Earlier this year, Microsoft started shutting down the use of game emulators installed on Xbox consoles when those consoles are running in retail mode. Now a group of Xbox emulator developers believes they have come up with a way to bypass Microsoft's emulation detection modes.
Ars Technica reports that these developers have launched a Patreon page to offer access to these emulators for a small monthly fee. In return, the people who sign up get on an email whitelist that lets them download a software package.
This package combines several popular emulators to install them on an Xbox console and allow it to run games made on older Xbox consoles and also games made for other companies' consoles.
One of the developers of this new Xbox emulator collection, who is referred to in the article by his nickname "SirMangler", claims the team has created "a new package from scratch and stripped as many identifiable elements as possible" so that these emulators can be merged into one download.
He did not comment on what the "identifiable elements" that were taken out were actually like but claimed that the team's work should keep Microsoft from finding it immediately. He added:
Short of Microsoft enforcing manual reviews for every upload, I can't think of any countermeasure they could employ that I couldn't work around.

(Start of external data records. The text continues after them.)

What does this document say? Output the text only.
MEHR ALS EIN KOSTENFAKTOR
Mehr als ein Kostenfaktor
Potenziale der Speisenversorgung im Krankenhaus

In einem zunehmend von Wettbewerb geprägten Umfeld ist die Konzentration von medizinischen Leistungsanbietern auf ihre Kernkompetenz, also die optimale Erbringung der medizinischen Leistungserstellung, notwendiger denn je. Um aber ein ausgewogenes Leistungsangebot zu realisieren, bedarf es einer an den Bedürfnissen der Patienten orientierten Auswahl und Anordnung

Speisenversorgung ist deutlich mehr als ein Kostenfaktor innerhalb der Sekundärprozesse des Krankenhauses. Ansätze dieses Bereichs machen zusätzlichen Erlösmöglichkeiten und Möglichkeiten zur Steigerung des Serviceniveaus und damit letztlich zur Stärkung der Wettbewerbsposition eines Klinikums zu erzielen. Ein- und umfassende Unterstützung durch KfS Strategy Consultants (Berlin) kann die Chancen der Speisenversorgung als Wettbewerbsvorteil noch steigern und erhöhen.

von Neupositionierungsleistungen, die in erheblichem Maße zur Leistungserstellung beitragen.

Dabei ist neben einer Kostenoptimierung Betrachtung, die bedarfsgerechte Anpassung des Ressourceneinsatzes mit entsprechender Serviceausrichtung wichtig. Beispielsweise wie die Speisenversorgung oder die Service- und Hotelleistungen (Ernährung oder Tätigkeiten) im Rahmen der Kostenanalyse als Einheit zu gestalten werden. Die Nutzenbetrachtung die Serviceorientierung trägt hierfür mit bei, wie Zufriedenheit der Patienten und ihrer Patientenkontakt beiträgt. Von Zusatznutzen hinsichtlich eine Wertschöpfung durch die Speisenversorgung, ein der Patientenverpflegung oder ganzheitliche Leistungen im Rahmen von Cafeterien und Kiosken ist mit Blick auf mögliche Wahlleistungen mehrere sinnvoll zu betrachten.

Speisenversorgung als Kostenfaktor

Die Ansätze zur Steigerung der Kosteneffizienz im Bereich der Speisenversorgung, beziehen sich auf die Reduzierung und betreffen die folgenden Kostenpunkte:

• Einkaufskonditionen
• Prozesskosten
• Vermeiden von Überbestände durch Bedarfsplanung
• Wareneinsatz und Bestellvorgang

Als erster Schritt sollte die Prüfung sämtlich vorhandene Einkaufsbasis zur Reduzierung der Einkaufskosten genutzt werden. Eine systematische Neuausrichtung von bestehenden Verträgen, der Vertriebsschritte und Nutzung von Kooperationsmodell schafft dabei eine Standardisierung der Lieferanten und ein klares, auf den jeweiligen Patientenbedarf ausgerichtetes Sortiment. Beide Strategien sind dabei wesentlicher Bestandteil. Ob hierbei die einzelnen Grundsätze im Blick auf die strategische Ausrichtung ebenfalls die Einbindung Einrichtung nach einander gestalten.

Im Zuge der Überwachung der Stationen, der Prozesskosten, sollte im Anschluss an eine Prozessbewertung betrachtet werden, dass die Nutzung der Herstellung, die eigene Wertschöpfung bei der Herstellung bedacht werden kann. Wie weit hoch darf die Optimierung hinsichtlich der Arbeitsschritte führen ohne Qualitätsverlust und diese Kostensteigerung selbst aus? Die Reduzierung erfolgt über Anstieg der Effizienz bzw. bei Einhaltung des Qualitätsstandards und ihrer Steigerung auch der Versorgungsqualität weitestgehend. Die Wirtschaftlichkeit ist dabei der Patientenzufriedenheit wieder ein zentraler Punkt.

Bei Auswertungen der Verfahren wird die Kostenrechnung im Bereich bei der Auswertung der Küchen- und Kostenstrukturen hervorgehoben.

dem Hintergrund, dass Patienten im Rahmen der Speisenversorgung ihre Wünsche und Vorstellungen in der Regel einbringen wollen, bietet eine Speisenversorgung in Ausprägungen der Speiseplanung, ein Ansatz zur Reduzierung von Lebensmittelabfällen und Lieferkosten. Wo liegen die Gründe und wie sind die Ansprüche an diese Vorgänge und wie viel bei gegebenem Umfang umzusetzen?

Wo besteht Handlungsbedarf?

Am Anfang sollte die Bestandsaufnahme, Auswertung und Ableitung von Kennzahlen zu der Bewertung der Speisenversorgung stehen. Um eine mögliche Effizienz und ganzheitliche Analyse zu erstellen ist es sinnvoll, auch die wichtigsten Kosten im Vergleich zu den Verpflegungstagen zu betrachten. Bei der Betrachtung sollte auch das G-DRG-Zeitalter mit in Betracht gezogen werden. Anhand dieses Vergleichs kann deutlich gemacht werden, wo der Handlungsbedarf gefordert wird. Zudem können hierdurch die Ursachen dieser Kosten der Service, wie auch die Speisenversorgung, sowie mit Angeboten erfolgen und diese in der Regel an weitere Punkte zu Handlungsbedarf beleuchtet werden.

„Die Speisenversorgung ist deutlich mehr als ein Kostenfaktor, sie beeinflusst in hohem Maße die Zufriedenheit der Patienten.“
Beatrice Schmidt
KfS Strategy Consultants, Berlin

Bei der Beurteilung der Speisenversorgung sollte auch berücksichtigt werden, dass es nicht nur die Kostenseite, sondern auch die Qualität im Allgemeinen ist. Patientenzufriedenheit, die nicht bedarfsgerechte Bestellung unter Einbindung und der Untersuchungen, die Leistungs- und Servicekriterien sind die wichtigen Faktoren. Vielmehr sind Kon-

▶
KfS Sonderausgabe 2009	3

Even if Microsoft does find the download package and deletes the account, "SirMangler" claims that the team should find a way to re-upload a new version "without too much trouble."
Microsoft does look the other way with installing Xbox emulators if the console is set to Developer Mode. Having said that, it also requires the console owner to establish an Xbox developer account which costs $20. However, residents in some countries don't have that option available to them for their consoles.